Before you start the application process, please confirm your eligibility. Nonprofit university-sponsored researchers are eligible to request IPA files. All IPA confidential data requests must have:

  • Request for Nonpublic Patient Level data approved by OSHPD
  • Research protocol approved by the Committee for the Protection of Human Subjects (CPHS). The CPHS protocol must be renewed annually and kept current while the researcher has the data. CPHS is the state Internal Review Board for the California Health and Human Services Agency. CPHS approves requests at committee meetings, held six times per year.

State agencies are also eligible to obtain IPA files, based on the need to perform their constitutional or statutory duties; the use of the data must be compatible with the purpose for which the data was collected. The requesting agency must attest that their use of OSHPD data is to support a mandated activity and a reference to the legal citation must be included as part of the application.

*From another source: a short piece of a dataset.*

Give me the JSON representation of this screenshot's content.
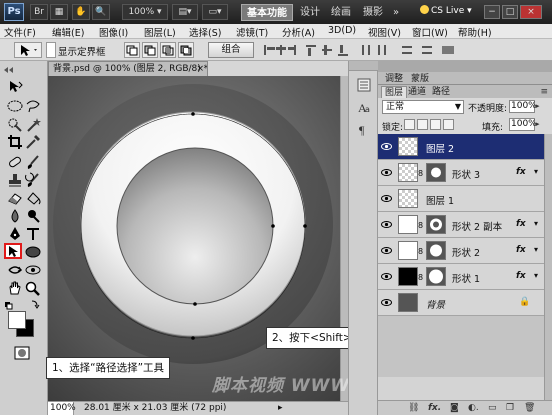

Linked Files – Birth and Death Data 

The OSHPD patient record-level data is linked with the Vital Statistics Birth Statistical Master File, Birth Cohort File, and Death Statistical Master Files. The vital statistics files themselves are available from the California Department of Public Health at the Vital Statistics Data Web site. The linked data files are available to qualified researchers through requests submitted to OSHPD.

Linked Birth Files

The Linked Birth File is a research database created for the purpose of studying delivery and birth outcomes. This linkage utilizes information from the following datasets:

  • California Patient Discharge Data
  • Vital Statistics Birth Certificate Data
  • Vital Statistics Death Certificate Data
  • Vital Statistics Fetal Death File
  • Vital Statistics Birth Cohort File

It includes maternal antepartum and postpartum hospital records for the nine months prior to delivery and one-year post delivery. In addition, the linked file includes birth records and all infant readmissions occurring within the first year of life. The linked pairs of birth/delivery records include information associated with a mother/baby pair from the baby’s discharge data record, the mother’s discharge data record, and the birth certificate data. All associated records (prenatal, postnatal, transfers and infant readmissions) are identified by the variable _BRTHID and are sorted in admission date order.

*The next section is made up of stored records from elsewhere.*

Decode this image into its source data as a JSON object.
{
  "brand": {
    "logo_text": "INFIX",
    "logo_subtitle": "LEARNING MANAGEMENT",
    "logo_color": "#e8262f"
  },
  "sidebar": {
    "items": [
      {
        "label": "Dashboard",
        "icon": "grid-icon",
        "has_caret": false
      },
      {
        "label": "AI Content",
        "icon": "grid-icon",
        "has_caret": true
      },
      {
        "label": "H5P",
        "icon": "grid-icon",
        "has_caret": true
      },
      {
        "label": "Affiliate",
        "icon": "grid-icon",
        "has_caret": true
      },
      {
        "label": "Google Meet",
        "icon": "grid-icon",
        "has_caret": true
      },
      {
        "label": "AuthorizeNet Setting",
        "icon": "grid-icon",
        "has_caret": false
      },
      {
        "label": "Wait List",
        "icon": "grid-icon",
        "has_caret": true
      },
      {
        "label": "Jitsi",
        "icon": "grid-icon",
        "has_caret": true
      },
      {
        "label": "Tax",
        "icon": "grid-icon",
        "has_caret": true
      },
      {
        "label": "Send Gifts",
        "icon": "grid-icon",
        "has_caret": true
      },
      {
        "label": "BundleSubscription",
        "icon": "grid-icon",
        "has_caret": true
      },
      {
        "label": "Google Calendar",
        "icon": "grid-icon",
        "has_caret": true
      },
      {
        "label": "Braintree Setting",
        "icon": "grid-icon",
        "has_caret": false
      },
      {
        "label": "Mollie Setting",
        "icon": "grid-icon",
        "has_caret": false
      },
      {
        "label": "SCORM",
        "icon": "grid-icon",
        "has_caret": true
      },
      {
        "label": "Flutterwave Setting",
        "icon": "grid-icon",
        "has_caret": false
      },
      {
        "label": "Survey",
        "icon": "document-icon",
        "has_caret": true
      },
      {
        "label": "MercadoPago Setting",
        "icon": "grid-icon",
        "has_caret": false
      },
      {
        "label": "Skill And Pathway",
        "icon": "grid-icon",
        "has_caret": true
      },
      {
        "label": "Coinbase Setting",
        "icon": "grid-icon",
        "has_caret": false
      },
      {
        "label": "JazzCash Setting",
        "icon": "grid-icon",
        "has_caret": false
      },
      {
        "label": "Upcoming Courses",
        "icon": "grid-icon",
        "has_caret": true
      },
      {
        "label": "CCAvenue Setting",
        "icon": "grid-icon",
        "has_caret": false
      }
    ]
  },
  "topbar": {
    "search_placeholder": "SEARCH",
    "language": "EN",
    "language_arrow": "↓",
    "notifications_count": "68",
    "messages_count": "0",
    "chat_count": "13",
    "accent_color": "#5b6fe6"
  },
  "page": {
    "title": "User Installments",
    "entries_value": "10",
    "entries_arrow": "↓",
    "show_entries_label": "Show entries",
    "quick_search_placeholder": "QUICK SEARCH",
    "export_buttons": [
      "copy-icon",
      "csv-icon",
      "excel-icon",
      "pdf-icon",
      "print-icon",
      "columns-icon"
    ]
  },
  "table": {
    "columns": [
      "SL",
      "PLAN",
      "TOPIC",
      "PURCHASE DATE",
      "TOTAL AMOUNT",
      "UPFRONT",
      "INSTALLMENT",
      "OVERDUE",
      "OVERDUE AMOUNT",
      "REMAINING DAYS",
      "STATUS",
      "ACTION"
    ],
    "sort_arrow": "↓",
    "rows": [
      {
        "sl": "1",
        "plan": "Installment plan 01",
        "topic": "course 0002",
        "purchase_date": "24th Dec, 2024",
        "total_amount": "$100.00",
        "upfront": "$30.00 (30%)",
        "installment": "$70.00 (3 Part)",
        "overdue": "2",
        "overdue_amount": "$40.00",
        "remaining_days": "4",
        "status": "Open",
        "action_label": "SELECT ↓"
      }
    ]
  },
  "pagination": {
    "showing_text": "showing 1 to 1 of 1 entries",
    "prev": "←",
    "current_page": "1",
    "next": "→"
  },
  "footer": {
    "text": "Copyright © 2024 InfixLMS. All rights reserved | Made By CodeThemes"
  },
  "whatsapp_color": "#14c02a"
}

The file contains all infants that were born in a given year including births that occurred in a California hospital that report to OSHPD, births that occurred in a California hospital that did not report to OSHPD, and births that occurred outside California. It includes all infants and mothers irrespective of whether they were linked to a birth record or not. Linked Birth files are available to qualified researchers beginning with the 1991 calendar year reporting period. See the Master Variable Grid for available years. Note: The most recent year may not be a full cohort file depending on availability of the input cohort file.

Linked Death Files 

OSHPD has developed validated research datasets linking patient data with the state death statistical master file. These datasets allow researchers to track mortality outcomes within and outside of the hospital.

Probabilistic Linked Death File

This data file provides a unique best match of a single death record to a patient’s last identifiable record in the Patient Discharge Data. Two versions of the probabilistic Linked Death file are available beginning with calendar year 1990.

Probabilistic Linked Death File

  • Version A – Death records are linked to the last PDD discharge record, regardless of type of care.
  • Version B – Death records are linked to the last PDD discharge record for acute type of care.

Deterministic Linked Death File

The deterministic linkage, available beginning with calendar year 2005, links the state death statistical master file to the PDD, ED, and AS files. Requesting all 3 files can provide mortality outcomes for any inpatient, emergency department, or licensed ambulatory surgery care setting.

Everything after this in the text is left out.